Lieferung schriftlich bestätigen
Seit 1. Januar 2008 muss die vollständige Lieferung nicht-apothekenpflichtigen
Sprechstundenbedarfs dem Lieferanten gegenüber innerhalb von drei Sprechstundentagen
schriftlich bestätigt werden. Auf diese Weise ist gewährleistet, dass
die Krankenkassen nur die Ware bezahlen, die bestellt und ausgeliefert wurde.
Nur Lieferungen, deren Empfang schriftlich bestätigt worden ist, werden
dem Lieferanten bezahlt. Durch fehlende Lieferbestätigungen können
Lieferanten unter Umständen in wirtschaftliche Schieflage oder gar wirtschaftliche
Not geraten (siehe auch Rundschreiben
vom 14.04.2008). Ein Merkblatt
informiert darüber, worauf bei der Annahme einer Lieferung geachtet werden sollte
und wie die Ware reklamiert werden kann.
Ärzte haben Wahlfreiheit bei den Produkten, nicht aber beim Lieferanten
Ärzte können nach der neuen Sprechstundenvereinbarung die Produkte, die sie zur Versorgung ihrer Patienten in der Praxis benötigen, selbst auswählen und den Austausch der von ihnen bestellten Artikel durch andere Produkte explizit ausschließen. Dazu müssen die betreffenden Produkte auf einem gesonderten Formular mit dem
Zusatz „nicht austauschen“ oder „keine Substitution“ aufgeführt werden. Die Auswahl des Lieferanten obliegt den Ärzten jedoch nicht.

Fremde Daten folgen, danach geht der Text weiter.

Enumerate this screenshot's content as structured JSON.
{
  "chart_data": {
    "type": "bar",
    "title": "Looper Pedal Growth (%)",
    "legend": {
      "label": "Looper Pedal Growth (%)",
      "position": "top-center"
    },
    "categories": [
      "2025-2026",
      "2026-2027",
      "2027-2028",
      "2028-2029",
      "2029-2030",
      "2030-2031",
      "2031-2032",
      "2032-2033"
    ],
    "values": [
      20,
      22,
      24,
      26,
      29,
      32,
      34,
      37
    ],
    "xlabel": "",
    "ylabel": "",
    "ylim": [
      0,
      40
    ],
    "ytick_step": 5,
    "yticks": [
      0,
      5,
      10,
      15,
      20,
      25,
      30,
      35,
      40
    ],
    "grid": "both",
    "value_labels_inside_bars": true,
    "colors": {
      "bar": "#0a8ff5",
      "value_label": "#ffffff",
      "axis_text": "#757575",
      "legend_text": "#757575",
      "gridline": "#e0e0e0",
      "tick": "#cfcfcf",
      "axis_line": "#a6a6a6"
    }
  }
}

Die neue Sprechstundenbedarfs-Vereinbarung tritt am 1. Januar 2008 in Kraft; Bestellungen für das erste Quartal 2008 erfolgen also bereits nach den neuen Regeln.
Grundsätzlich gilt weiterhin das Anforderungs- und Belieferungsverfahren über
die AOK Berlin. Details zu den Neuerungen und Hinweise für die Bestellung finden
Sie in dieser Übersicht.
Austausch von Produkten wirtschaftlich sinnvoll
Beim nicht-apothekenpflichtigen Sprechstundenbedarf gibt es ganz erhebliche
Preisunterschiede (siehe Preisliste).
Aus Gründen der Wirtschaftlichkeit sollten Ärzte von der Möglichkeit Gebrauch
machen, angeforderte Produkte gegen preisgünstigere austauschen zu lassen. Nur
wenn sie wegen der Qualität oder der Anwendungssicherheit ein bestimmtes Produkt
bevorzugen, sollten sie die Substitution ausschließen.
Elektronisches Bestellverfahren ("e-SSB") geplant
Zur Vereinfachung der Anforderung von Sprechstundenbedarf und zur Beschleunigung
des Bearbeitungs- und Belieferungsverfahrens planen die KV Berlin und die Krankenkassenverbände
in Berlin die Einführung eines elektronischen Bestellverfahrens. Bestellformulare
sollen am PC ausgefüllt, gespeichert und als Vorlage wieder aufgerufen werden
können. Das Formular wird elektronisch übertragen und auch die Bestätigung auf
diesem Wege zu erhalten.
Zurück zur Themenübersicht
(Quelle: KV Berlin)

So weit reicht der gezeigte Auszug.